Peder Balke: From Vardøhus Fortress, (1860's). The Gundersen Collection
Peder Balke: The Gundersen Collection
In 2020 the Nordic Institute of Art will publish a new book on works of Peder Balke in the Gundersen Collection. Peder Balke (1804–1887) is one of the most outstanding artists of Northern European Romanticism. While he during his own lifetime was despised and later marginalized by standard art history, Balke has recently been internationally recognized as one of the true geniuses of his period.
The Gundersen Collection is built up through several decades by collector Pål Gundersen. In addition to being among the finest private collections of Edvard Munch’s prints as well as of Norwegian folk art, it also contains more than 40 paintings by Peder Balke.

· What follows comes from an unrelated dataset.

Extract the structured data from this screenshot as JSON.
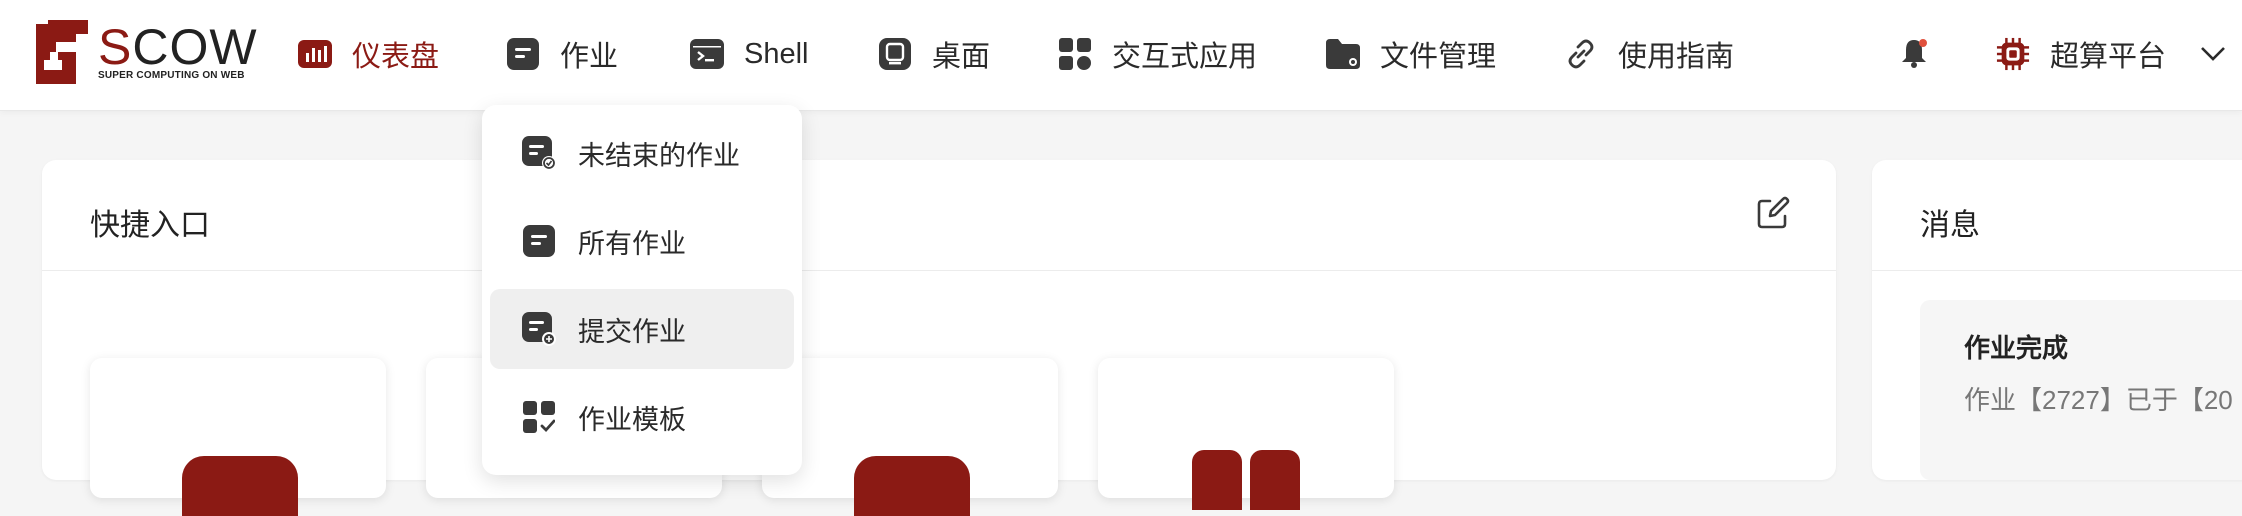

It is thus the largest collection of the artist’s oeuvre in the world and provides unique insight into Balke’s artistic development. Author and Chief Editor of the book will be Dr. Knut Ljøgodt.
INFORMATION TO FOLLOW
Eva Bull Holte: Fra Paris, (ca. 1950). Eva Bull Holtes museum, Åmotsdal Telemark
Eva Bull Holte
Nordic Institute of Art in collaboration with Eva Bull Holtes Memorial Fund will in 2019 organise a project to revitalise the Norwegian artist Eva Bull Holte.
Eva Bull Holte (1922–1993) was foremost a painter, but she also worked with drawings, prints and ceramics. In her own time, Bull Holte was a well-recognised artist, represented in several museums and private collections.
She studied at The Norwegian National Academy of Craft and Art Industry in Oslo 1940–44, The Academy of Fine Art, Oslo 1947–50 and École des Beaux-Arts, Paris 1951–55.
Her early works show influence from the Norwegian Matisse school and later on French early-modernism inspired by Paul Cézanne's geometrical shapes. In the 1960s she developed a more distinctive style of her own, as can be seen in her landscape paintings: large colour fields, on the border of abstraction.
Despite recognition in her own time, she is today marginalised by standard art history. Traditionally female artist has often struggled to break through and is often marginalised in posterity. In the later years, there has been a tendency to bring forward women artists from the late-modernist generation through exhibitions and publications. It is in this perspective we should regard Eva Bull Holte and her place in Norwegian art history.